Après des mois de résistance acharnée, l’armée ukrainienne a abandonné la ville d’Avdiïvka assiégée par les Russes.


□ Située à seulement 30 km au nord-ouest de Donetsk, cette ville qui comptait naguère 35'000 habitants ne possédait pas d’importance stratégique particulière si ce n’est qu’elle constituait une excroissance ukrainienne intolérable dans la ligne de front russe.

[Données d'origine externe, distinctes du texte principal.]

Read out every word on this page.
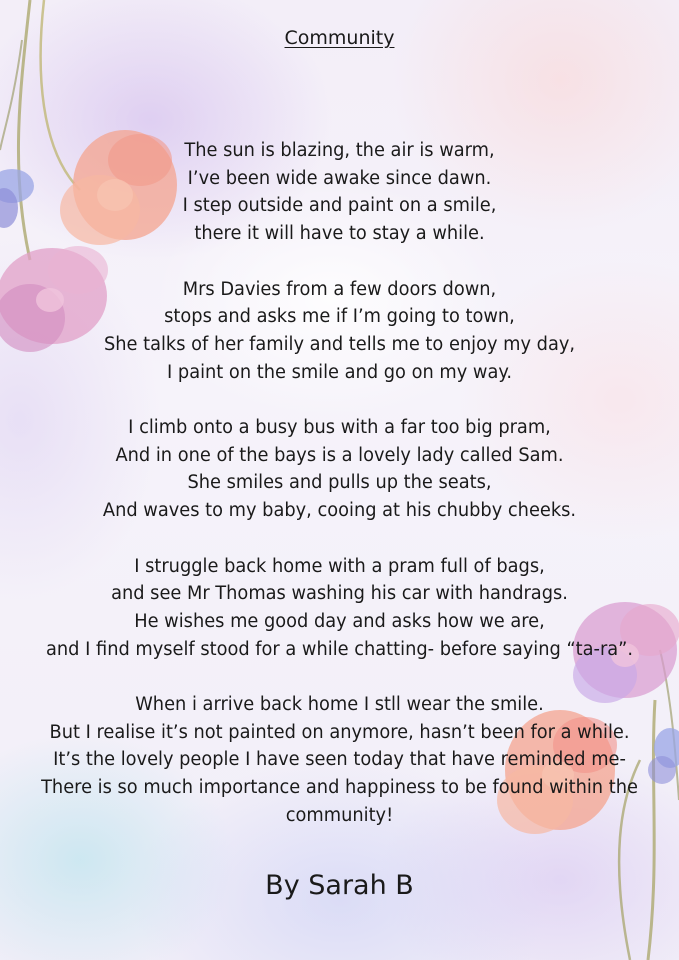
Community
The sun is blazing, the air is warm,
I’ve been wide awake since dawn.
I step outside and paint on a smile,
there it will have to stay a while.
Mrs Davies from a few doors down,
stops and asks me if I’m going to town,
She talks of her family and tells me to enjoy my day,
I paint on the smile and go on my way.
I climb onto a busy bus with a far too big pram,
And in one of the bays is a lovely lady called Sam.
She smiles and pulls up the seats,
And waves to my baby, cooing at his chubby cheeks.
I struggle back home with a pram full of bags,
and see Mr Thomas washing his car with handrags.
He wishes me good day and asks how we are,
and I find myself stood for a while chatting- before saying “ta-ra”.
When i arrive back home I stll wear the smile.
But I realise it’s not painted on anymore, hasn’t been for a while.
It’s the lovely people I have seen today that have reminded me-
There is so much importance and happiness to be found within the
community!
By Sarah B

Elle est aujourd’hui en ruines, dévastée, inutilisable, mais débarrassée de la présence de l’armée ukrainienne selon les vœux de l’état-major Russe. Mais à quel prix ? Si les Ukrainiens ont subi de lourdes pertes dans une défense jusqu’au-boutiste, on sait que le nombre de soldats russes tués au cours des assauts où ils sont davantage exposés est encore nettement plus important. Ces centaines, voire milliers de morts pour un tas de ruines font de la prise de la ville une victoire à la Pyrusse, si l’on ose dire, et un succès de prestige qui ne changera pourtant rien à la posture du président Zelensky. Celui-ci était pendant ce temps en personne à Munich où se déroule la 60e édition de la Conférence sur la sécurité rassemblant une cinquantaine de chefs d’Etat ou de gouvernement et une centaine de ministres venus «des quatre coins du monde», expression lue dans l’Express qui confirme le fait que dans ces conditions, celui-ci ne puisse évidemment pas tourner rond[1].

V. Zelensky en a donc profité pour réclamer une fois de plus davantage d’aide internationale avant d’être interviewé par la journaliste-star de CNN Christiane Amanpour. Il ne manquait plus que les petits fours pour compléter la scène glamour qui se déroulait sur l’estrade de ce vertueux raout au moment même où les rescapés de l’armée ukrainienne pliaient bagage.

A chacun son rôle, c’est vrai, mais le fait est que la bataille d’Avdiïvka, comme celles de Marioupol, Sievierodonetsk ou Bakhmout auparavant, aura été un carnage hors de proportion avec son résultat.